Speaker 1:And it's that simple Like. You can go to court and try your hardest, but in these situations they rely on the evidence and the evidence is normally written or recorded or photographed. That is the evidence and it is incredibly simple to say. We reached out to the tenants following the routine and wrote an email that said thank you for looking after your house so well. We confirm that you did not report any maintenance at this routine inspection or you were not home or anything like that. If you do have maintenance to report, please respond to this email. If they had done that, that is a very simple process to add, which we do in-house. It is simple to say that the owner would have had a chance and the owner got $2,000, no $200 out of a $1,800 claim, and the toilet was later replaced.

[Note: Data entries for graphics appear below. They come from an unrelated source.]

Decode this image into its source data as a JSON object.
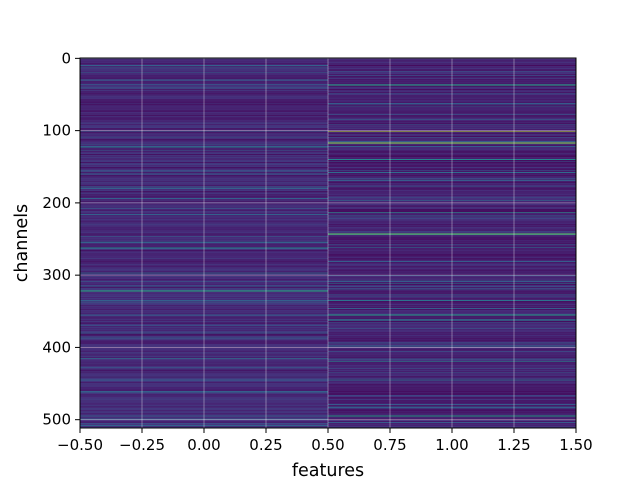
{
  "chart_data": {
    "type": "heatmap",
    "title": "",
    "xlabel": "features",
    "ylabel": "channels",
    "xlim": [
      -0.5,
      1.5
    ],
    "ylim": [
      511.5,
      -0.5
    ],
    "y_inverted": true,
    "grid": true,
    "colormap": "viridis",
    "colorbar": false,
    "x_ticks": [
      -0.5,
      -0.25,
      0.0,
      0.25,
      0.5,
      0.75,
      1.0,
      1.25,
      1.5
    ],
    "x_tick_labels": [
      "−0.50",
      "−0.25",
      "0.00",
      "0.25",
      "0.50",
      "0.75",
      "1.00",
      "1.25",
      "1.50"
    ],
    "y_ticks": [
      0,
      100,
      200,
      300,
      400,
      500
    ],
    "y_tick_labels": [
      "0",
      "100",
      "200",
      "300",
      "400",
      "500"
    ],
    "columns": [
      0,
      1
    ],
    "rows": 512,
    "column_base_value": [
      0.12,
      0.1
    ],
    "highlights": [
      {
        "column": 0,
        "channel": 20,
        "value": 0.32
      },
      {
        "column": 0,
        "channel": 123,
        "value": 0.45
      },
      {
        "column": 0,
        "channel": 160,
        "value": 0.3
      },
      {
        "column": 0,
        "channel": 262,
        "value": 0.48
      },
      {
        "column": 0,
        "channel": 298,
        "value": 0.35
      },
      {
        "column": 0,
        "channel": 322,
        "value": 0.62
      },
      {
        "column": 0,
        "channel": 355,
        "value": 0.3
      },
      {
        "column": 0,
        "channel": 415,
        "value": 0.42
      },
      {
        "column": 0,
        "channel": 462,
        "value": 0.35
      },
      {
        "column": 0,
        "channel": 505,
        "value": 0.32
      },
      {
        "column": 1,
        "channel": 37,
        "value": 0.6
      },
      {
        "column": 1,
        "channel": 85,
        "value": 0.35
      },
      {
        "column": 1,
        "channel": 101,
        "value": 0.9
      },
      {
        "column": 1,
        "channel": 117,
        "value": 0.82
      },
      {
        "column": 1,
        "channel": 140,
        "value": 0.45
      },
      {
        "column": 1,
        "channel": 158,
        "value": 0.35
      },
      {
        "column": 1,
        "channel": 197,
        "value": 0.4
      },
      {
        "column": 1,
        "channel": 213,
        "value": 0.55
      },
      {
        "column": 1,
        "channel": 243,
        "value": 0.75
      },
      {
        "column": 1,
        "channel": 262,
        "value": 0.38
      },
      {
        "column": 1,
        "channel": 312,
        "value": 0.42
      },
      {
        "column": 1,
        "channel": 335,
        "value": 0.38
      },
      {
        "column": 1,
        "channel": 355,
        "value": 0.55
      },
      {
        "column": 1,
        "channel": 362,
        "value": 0.45
      },
      {
        "column": 1,
        "channel": 398,
        "value": 0.35
      },
      {
        "column": 1,
        "channel": 420,
        "value": 0.5
      },
      {
        "column": 1,
        "channel": 445,
        "value": 0.35
      },
      {
        "column": 1,
        "channel": 495,
        "value": 0.55
      }
    ]
  }
}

Speaker 1:Do you believe that this agency worked in favour of the owner? And I will be honest, there is a part of it where I do believe they did, and that is by going to QCAT Further these Matters, compiling evidence. There is also very much the possibility that the tenant didn't report it at the routine. But what are your processes in place where you require the evidence? What are your processes following from routines where tenants are or are not home, where maintenance is or is not recorded and reported? You can't just rely on tenants reporting maintenance in writing. You need to be ahead of them, be ahead of the game, and that is my five cents. What do you guys think? And do I need to do another episode just like this?